I have following stream code in a databricks notebook (python).
from pyspark.sql import SparkSession
from pyspark.sql.functions import explode
from pyspark.sql.functions import split
spark = SparkSession \
.builder \
.appName("MyTest") \
.getOrCreate()
# Create a streaming DataFrame
lines = spark.readStream \
.format("delta") \
.table("myschema.streamTest")
In notebook 2, I have
def foreach_batch_function(df, epoch_id):
test = df
print(test['simplecolumn'])
display(test['simplecolumn'])
test['simplecolumn'].display
lines.writeStream.outputMode("append").foreachBatch(foreach_batch_function).format('console').start()
When I execute the above where can I see the output from the .display function? I looked inside the cluster driver logs and I don't see anything. I also don't see anything in the notebook itself when executed except a successfully initialized and executing stream.
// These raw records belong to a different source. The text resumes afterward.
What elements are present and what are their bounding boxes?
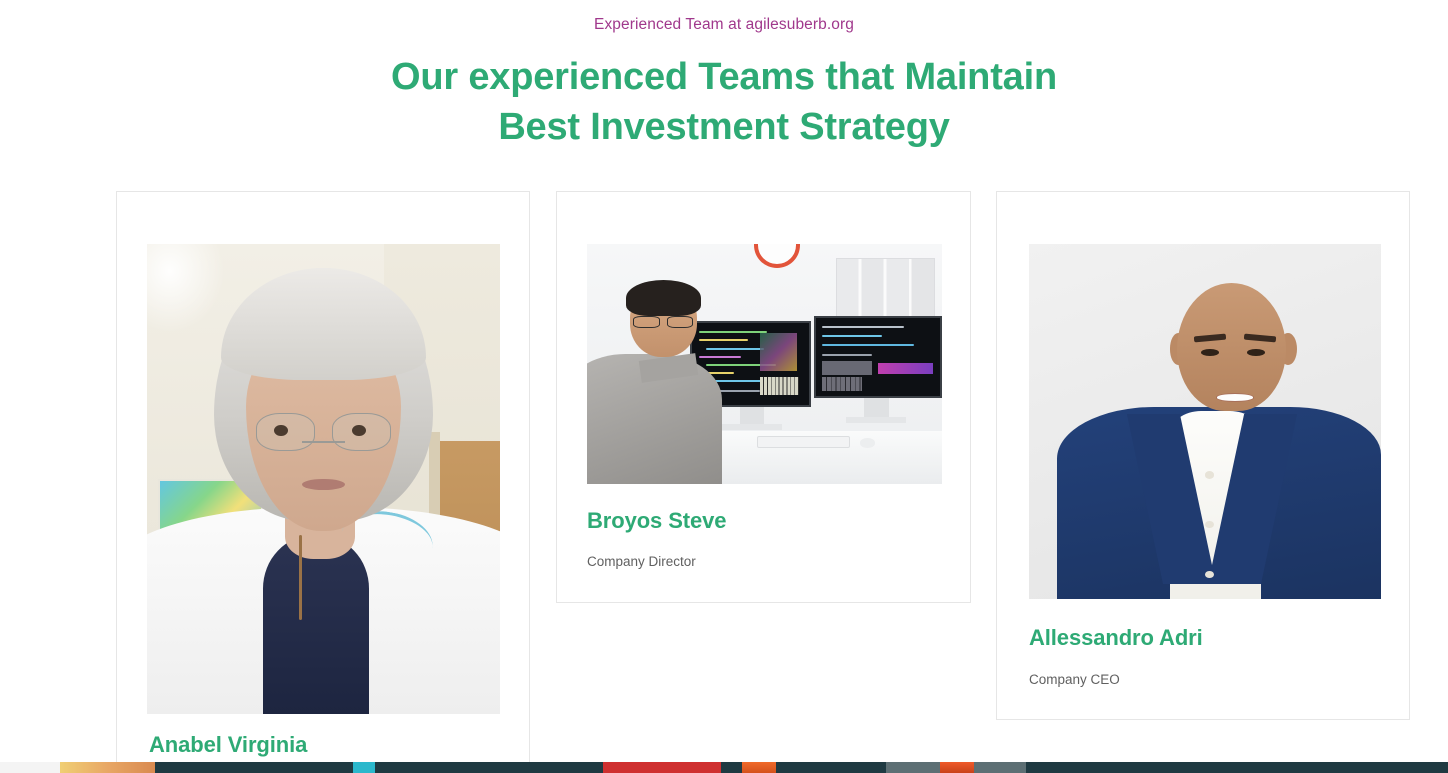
team-member-name: Broyos Steve [587, 508, 726, 534]
photo-man-navy-blazer [1029, 244, 1381, 599]
team-card-anabel-virginia[interactable]: Anabel Virginia [116, 191, 530, 773]
team-member-role: Company Director [587, 554, 696, 569]
wall-clock-icon [754, 244, 800, 268]
team-member-photo [147, 244, 500, 714]
binder-shelf [836, 258, 935, 320]
taskbar-wallpaper-peek [60, 762, 155, 773]
mouse [860, 438, 874, 448]
taskbar-icon-orange-1[interactable] [742, 762, 776, 773]
team-member-photo [587, 244, 942, 484]
team-card-grid: Anabel Virginia [0, 0, 1448, 773]
photo-office-developer [587, 244, 942, 484]
desktop-taskbar[interactable] [0, 762, 1448, 773]
team-member-role: Company CEO [1029, 672, 1120, 687]
team-member-photo [1029, 244, 1381, 599]
team-section-page: Experienced Team at agilesuberb.org Our … [0, 0, 1448, 773]
taskbar-icon-cyan[interactable] [353, 762, 375, 773]
team-card-broyos-steve[interactable]: Broyos Steve Company Director [556, 191, 971, 603]
team-member-name: Anabel Virginia [149, 732, 307, 758]
monitor-right [814, 316, 942, 398]
photo-woman-lab-coat [147, 244, 500, 714]
keyboard [757, 436, 849, 448]
team-member-name: Allessandro Adri [1029, 625, 1203, 651]
taskbar-left-edge [0, 762, 60, 773]
taskbar-icon-orange-2[interactable] [940, 762, 974, 773]
eyeglasses-icon [633, 316, 693, 328]
team-card-allessandro-adri[interactable]: Allessandro Adri Company CEO [996, 191, 1410, 720]
taskbar-icon-red[interactable] [603, 762, 721, 773]
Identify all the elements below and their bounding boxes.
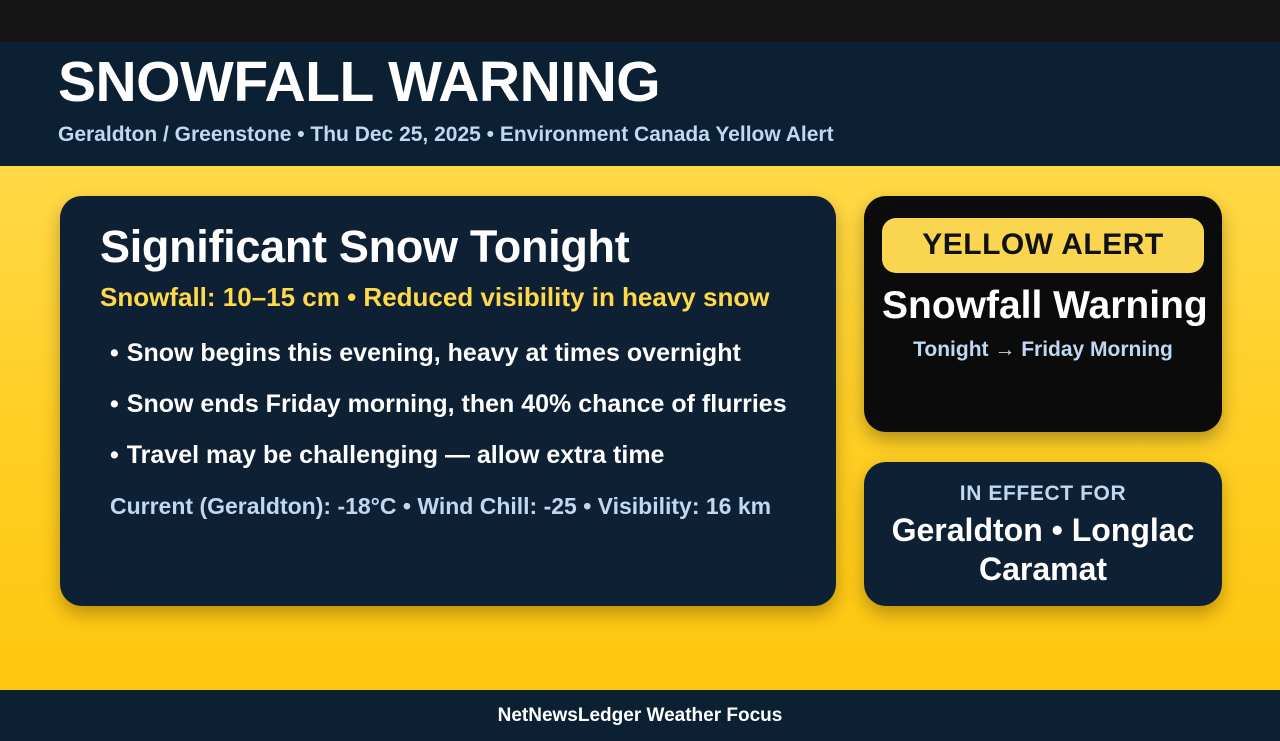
bullet-marker-icon: • <box>110 390 119 418</box>
bullet-marker-icon: • <box>110 441 119 469</box>
list-item-label: Travel may be challenging — allow extra … <box>127 441 665 469</box>
affected-areas: Geraldton • Longlac Caramat <box>876 511 1210 589</box>
forecast-bullet-list: •Snow begins this evening, heavy at time… <box>100 340 802 469</box>
current-conditions-line: Current (Geraldton): -18°C • Wind Chill:… <box>100 493 802 520</box>
main-card-subtitle: Snowfall: 10–15 cm • Reduced visibility … <box>100 282 802 313</box>
top-black-bar <box>0 0 1280 42</box>
list-item: •Travel may be challenging — allow extra… <box>100 442 802 468</box>
footer-branding: NetNewsLedger Weather Focus <box>498 705 783 727</box>
alert-level-card: YELLOW ALERT Snowfall Warning Tonight → … <box>864 196 1222 432</box>
list-item-label: Snow ends Friday morning, then 40% chanc… <box>127 390 787 418</box>
alert-headline: Snowfall Warning <box>882 285 1204 328</box>
list-item: •Snow ends Friday morning, then 40% chan… <box>100 391 802 417</box>
main-card-title: Significant Snow Tonight <box>100 222 802 272</box>
list-item: •Snow begins this evening, heavy at time… <box>100 340 802 366</box>
in-effect-card: IN EFFECT FOR Geraldton • Longlac Carama… <box>864 462 1222 606</box>
affected-areas-line-1: Geraldton • Longlac <box>876 511 1210 550</box>
list-item-label: Snow begins this evening, heavy at times… <box>127 339 741 367</box>
header-subtitle: Geraldton / Greenstone • Thu Dec 25, 202… <box>58 122 1280 147</box>
bullet-marker-icon: • <box>110 339 119 367</box>
weather-alert-graphic: SNOWFALL WARNING Geraldton / Greenstone … <box>0 0 1280 741</box>
footer-bar: NetNewsLedger Weather Focus <box>0 690 1280 741</box>
in-effect-label: IN EFFECT FOR <box>876 482 1210 506</box>
status-badge: YELLOW ALERT <box>882 218 1204 273</box>
alert-time-window: Tonight → Friday Morning <box>882 338 1204 362</box>
main-forecast-card: Significant Snow Tonight Snowfall: 10–15… <box>60 196 836 606</box>
affected-areas-line-2: Caramat <box>876 550 1210 589</box>
page-title: SNOWFALL WARNING <box>58 52 1280 114</box>
header-banner: SNOWFALL WARNING Geraldton / Greenstone … <box>0 42 1280 166</box>
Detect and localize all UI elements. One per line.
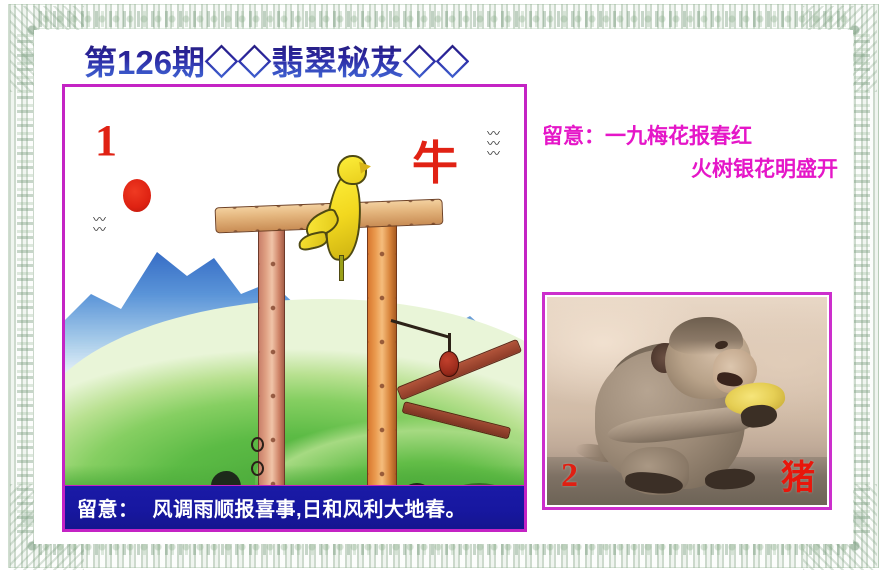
photo-panel[interactable]: 2 猪 (542, 292, 832, 510)
frame-band-left (17, 31, 33, 533)
main-panel-zodiac: 牛 (412, 127, 458, 193)
flying-birds-right-icon: 〰〰〰 (487, 129, 500, 159)
photo-panel-zodiac: 猪 (781, 450, 815, 499)
main-caption-bar: 留意： 风调雨顺报喜事,日和风利大地春。 (65, 485, 524, 529)
hanging-weight-icon (439, 351, 459, 377)
post-left-texture (259, 228, 284, 529)
rope-drop-line (448, 333, 451, 353)
wooden-post-left (258, 227, 285, 529)
photo-panel-number: 2 (561, 457, 578, 495)
main-panel-number: 1 (95, 115, 117, 166)
frame-band-top (39, 11, 848, 27)
content-area: 第126期◇◇翡翠秘芨◇◇ 〰〰 〰〰〰 1 牛 (34, 30, 853, 544)
main-caption-text: 风调雨顺报喜事,日和风利大地春。 (153, 493, 467, 522)
main-illustration-panel[interactable]: 〰〰 〰〰〰 1 牛 (62, 84, 527, 532)
poster-root: 第126期◇◇翡翠秘芨◇◇ 〰〰 〰〰〰 1 牛 (0, 0, 887, 582)
side-note-line-2: 火树银花明盛开 (542, 153, 842, 186)
page-title: 第126期◇◇翡翠秘芨◇◇ (84, 36, 469, 84)
red-sun-icon (123, 179, 151, 212)
wooden-post-right (367, 217, 397, 529)
post-ring-upper-icon (251, 437, 264, 452)
monkey-photo: 2 猪 (547, 297, 827, 505)
side-note-line-1: 留意：一九梅花报春红 (542, 120, 842, 153)
yellow-bird-beak (359, 160, 372, 173)
yellow-bird-leg (339, 255, 344, 281)
post-ring-lower-icon (251, 461, 264, 476)
main-caption-label: 留意： (77, 493, 139, 522)
frame-band-right (854, 31, 870, 533)
yellow-bird-wing-lower (297, 230, 330, 252)
illustration-canvas: 〰〰 〰〰〰 1 牛 (65, 87, 524, 529)
post-right-texture (368, 218, 396, 529)
side-note: 留意：一九梅花报春红 火树银花明盛开 (542, 120, 842, 186)
flying-birds-left-icon: 〰〰 (93, 215, 106, 235)
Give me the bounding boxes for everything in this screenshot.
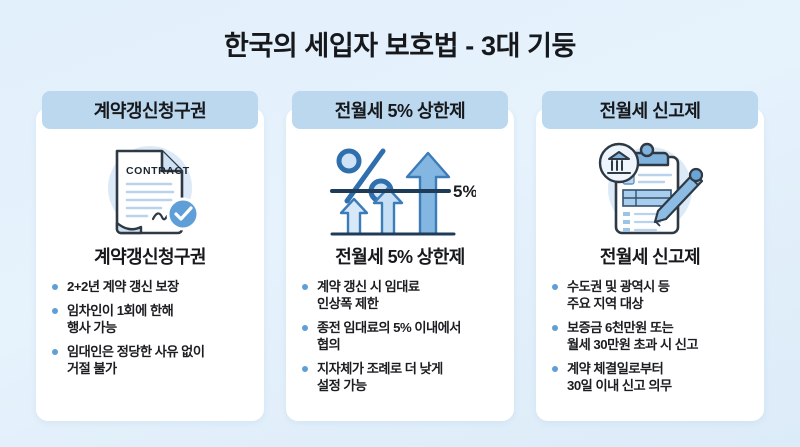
card-rent-cap[interactable]: 전월세 5% 상한제 5% [286, 91, 514, 421]
list-item: 계약 갱신 시 임대료 인상폭 제한 [302, 278, 502, 312]
card-title-1: 계약갱신청구권 [94, 243, 206, 269]
card-header-2: 전월세 5% 상한제 [292, 91, 508, 129]
card-title-2: 전월세 5% 상한제 [335, 243, 464, 269]
bullet-dot-icon [302, 325, 308, 331]
bullet-text: 임대인은 정당한 사유 없이 거절 불가 [67, 343, 252, 377]
card-header-1: 계약갱신청구권 [42, 91, 258, 129]
bullet-dot-icon [552, 284, 558, 290]
list-item: 수도권 및 광역시 등 주요 지역 대상 [552, 278, 752, 312]
list-item: 2+2년 계약 갱신 보장 [52, 278, 252, 295]
list-item: 보증금 6천만원 또는 월세 30만원 초과 시 신고 [552, 319, 752, 353]
list-item: 종전 임대료의 5% 이내에서 협의 [302, 319, 502, 353]
svg-text:CONTRACT: CONTRACT [126, 165, 190, 177]
card-header-3: 전월세 신고제 [542, 91, 758, 129]
bullet-dot-icon [52, 349, 58, 355]
bullet-text: 수도권 및 광역시 등 주요 지역 대상 [567, 278, 752, 312]
card-bullets-2: 계약 갱신 시 임대료 인상폭 제한 종전 임대료의 5% 이내에서 협의 지자… [298, 278, 502, 401]
clipboard-pen-government-icon [536, 133, 764, 241]
bullet-dot-icon [52, 308, 58, 314]
svg-text:5%: 5% [453, 182, 476, 201]
bullet-text: 종전 임대료의 5% 이내에서 협의 [317, 319, 502, 353]
list-item: 임대인은 정당한 사유 없이 거절 불가 [52, 343, 252, 377]
card-rent-report[interactable]: 전월세 신고제 [536, 91, 764, 421]
bullet-dot-icon [552, 366, 558, 372]
bullet-dot-icon [302, 366, 308, 372]
percent-rising-arrows-icon: 5% [286, 133, 514, 241]
list-item: 지자체가 조례로 더 낮게 설정 가능 [302, 360, 502, 394]
bullet-text: 계약 체결일로부터 30일 이내 신고 의무 [567, 360, 752, 394]
card-title-3: 전월세 신고제 [600, 243, 700, 269]
card-contract-renewal[interactable]: 계약갱신청구권 CONTRACT [36, 91, 264, 421]
bullet-text: 2+2년 계약 갱신 보장 [67, 278, 252, 295]
card-bullets-1: 2+2년 계약 갱신 보장 임차인이 1회에 한해 행사 가능 임대인은 정당한… [48, 278, 252, 384]
bullet-dot-icon [552, 325, 558, 331]
bullet-text: 지자체가 조례로 더 낮게 설정 가능 [317, 360, 502, 394]
bullet-dot-icon [302, 284, 308, 290]
list-item: 계약 체결일로부터 30일 이내 신고 의무 [552, 360, 752, 394]
bullet-text: 계약 갱신 시 임대료 인상폭 제한 [317, 278, 502, 312]
contract-document-check-icon: CONTRACT [36, 133, 264, 241]
page-title: 한국의 세입자 보호법 - 3대 기둥 [0, 24, 800, 63]
pillars-card-row: 계약갱신청구권 CONTRACT [0, 91, 800, 423]
card-bullets-3: 수도권 및 광역시 등 주요 지역 대상 보증금 6천만원 또는 월세 30만원… [548, 278, 752, 401]
bullet-dot-icon [52, 284, 58, 290]
list-item: 임차인이 1회에 한해 행사 가능 [52, 302, 252, 336]
bullet-text: 보증금 6천만원 또는 월세 30만원 초과 시 신고 [567, 319, 752, 353]
bullet-text: 임차인이 1회에 한해 행사 가능 [67, 302, 252, 336]
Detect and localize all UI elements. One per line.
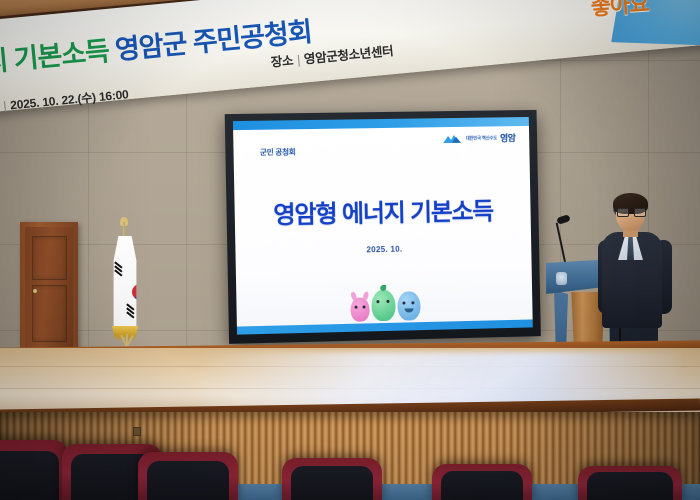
glasses-icon	[617, 208, 644, 215]
audience-seat	[432, 464, 532, 500]
door-leaf[interactable]	[25, 227, 73, 350]
banner-separator: |	[296, 53, 300, 67]
slogan-text-2: 좋아요	[590, 0, 649, 20]
slide-kicker: 군민 공청회	[260, 146, 296, 158]
audience-seat	[578, 466, 682, 500]
logo-tagline: 대한민국 혁신수도	[466, 135, 498, 141]
stage-door[interactable]	[20, 222, 78, 350]
slide-date: 2025. 10.	[235, 242, 531, 257]
banner-separator: |	[3, 99, 7, 113]
wall-outlet-icon	[133, 427, 141, 436]
banner-location-label: 장소	[270, 54, 294, 70]
slide-top-accent-bar	[233, 117, 529, 130]
blue-mascot-icon	[397, 291, 420, 320]
logo-wordmark: 영암	[500, 131, 516, 144]
mountain-icon	[443, 134, 463, 143]
presentation-slide: 군민 공청회 대한민국 혁신수도 영암 영암형 에너지 기본소득 2025. 1…	[233, 117, 533, 335]
slide-title: 영암형 에너지 기본소득	[234, 190, 530, 230]
korean-flag	[96, 222, 156, 354]
conference-photo-scene: 지 기본소득 영암군 주민공청회 장소|영암군청소년센터 일시|2025. 10…	[0, 0, 700, 500]
flag-cloth	[110, 236, 140, 330]
taeguk-circle-icon	[129, 281, 151, 303]
audience-seat	[138, 452, 238, 500]
slide-mascots	[236, 268, 533, 325]
banner-headline-green: 지 기본소득	[0, 36, 110, 78]
pink-mascot-icon	[350, 297, 369, 321]
yeongam-logo: 대한민국 혁신수도 영암	[443, 131, 516, 145]
door-knob-icon[interactable]	[33, 289, 37, 293]
banner-location-value: 영암군청소년센터	[303, 44, 394, 66]
podium-emblem-icon	[556, 272, 567, 285]
projection-screen: 군민 공청회 대한민국 혁신수도 영암 영암형 에너지 기본소득 2025. 1…	[225, 110, 541, 344]
audience-seat	[0, 440, 68, 500]
banner-slogan: 영암이 좋아요	[563, 0, 700, 49]
audience-seat	[282, 458, 382, 500]
green-mascot-icon	[371, 290, 396, 322]
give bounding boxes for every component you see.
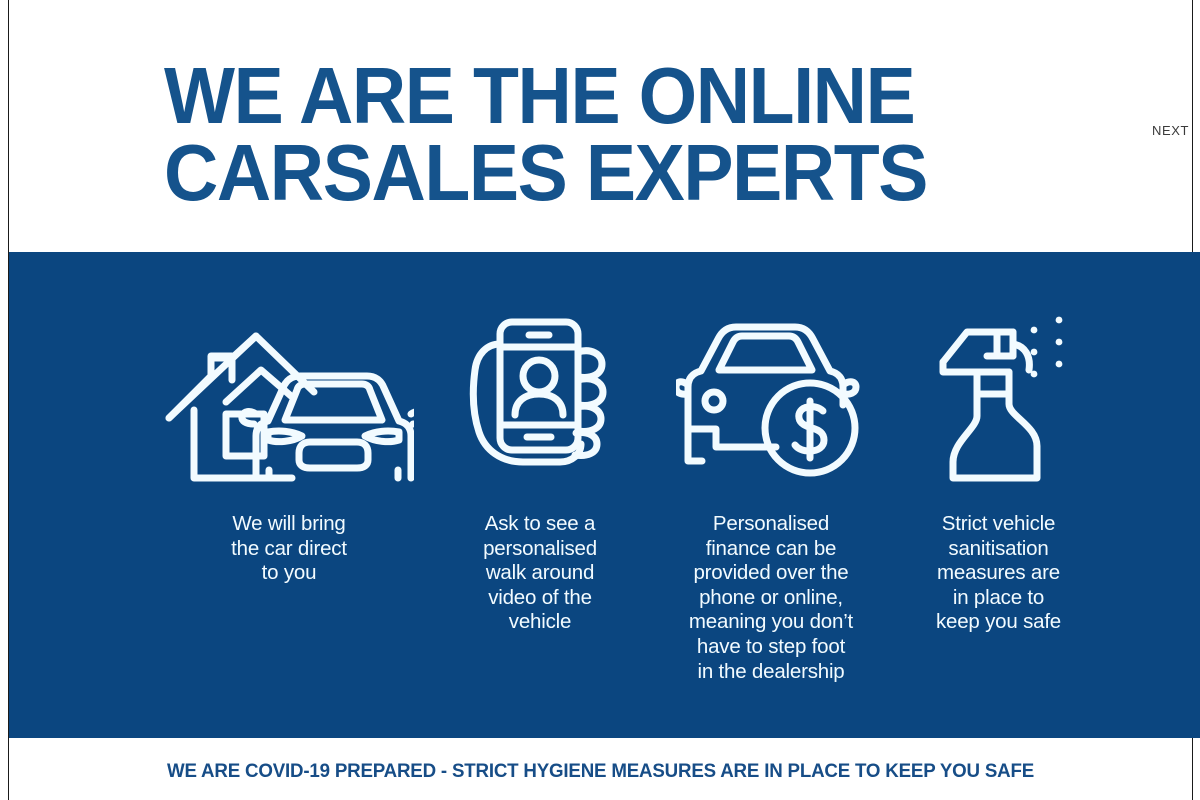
feature-caption: Strict vehicle sanitisation measures are…: [936, 512, 1061, 635]
covid-banner-text: WE ARE COVID-19 PREPARED - STRICT HYGIEN…: [33, 760, 1169, 783]
hand-phone-person-icon: [465, 300, 615, 500]
feature-column-sanitisation: Strict vehicle sanitisation measures are…: [891, 252, 1106, 635]
feature-column-finance: Personalised finance can be provided ove…: [651, 252, 891, 684]
next-button[interactable]: NEXT: [1152, 123, 1189, 138]
feature-caption: We will bring the car direct to you: [231, 512, 347, 586]
feature-caption: Personalised finance can be provided ove…: [689, 512, 853, 684]
feature-column-home-delivery: We will bring the car direct to you: [149, 252, 429, 586]
features-columns: We will bring the car direct to you: [9, 252, 1109, 738]
feature-caption: Ask to see a personalised walk around vi…: [483, 512, 597, 635]
feature-column-video-walkaround: Ask to see a personalised walk around vi…: [429, 252, 651, 635]
car-dollar-coin-icon: [676, 300, 866, 500]
header-section: WE ARE THE ONLINE CARSALES EXPERTS NEXT: [9, 0, 1192, 252]
page-title: WE ARE THE ONLINE CARSALES EXPERTS: [164, 58, 1029, 212]
spray-bottle-icon: [931, 300, 1066, 500]
footer-section: WE ARE COVID-19 PREPARED - STRICT HYGIEN…: [9, 738, 1192, 800]
house-car-icon: [164, 300, 414, 500]
promo-slide: WE ARE THE ONLINE CARSALES EXPERTS NEXT: [0, 0, 1200, 800]
features-panel: We will bring the car direct to you: [9, 252, 1200, 738]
I do see that the dataframe parameter data is displayed in console but I am trying to see that assigning test was successful.
I am trying to carry out this manipulation as a precursor to time series operations over mini batches for real-time model scoring and in python - but I am struggling to get the basics right in the structured streaming world. A working model functions but executes every 10-15 minutes. I would like to make it realtime via streams and hence this question.
You're mixing different things together - I recommend to read initial parts of the structured streaming documentation or chapter 8 of Learning Spark, 2ed book (freely available from here).
You can use display
function directly on the stream, like (better with checkpointLocation
and maybe trigger
parameters as described in documentation):
display(lines)
Regarding the scoring - usually it's done by defining the user defined function and applying it to stream either as select
or withColumn
functions of the dataframe. Easiest way is to register a model in the MLflow registry, and then load model with built-in functions, like:
import mlflow.pyfunc
pyfunc_udf = mlflow.pyfunc.spark_udf(spark, model_uri=model_uri)
preds = lines.withColumn("predictions", pyfunc_udf(params...))
Look into that notebook for examples.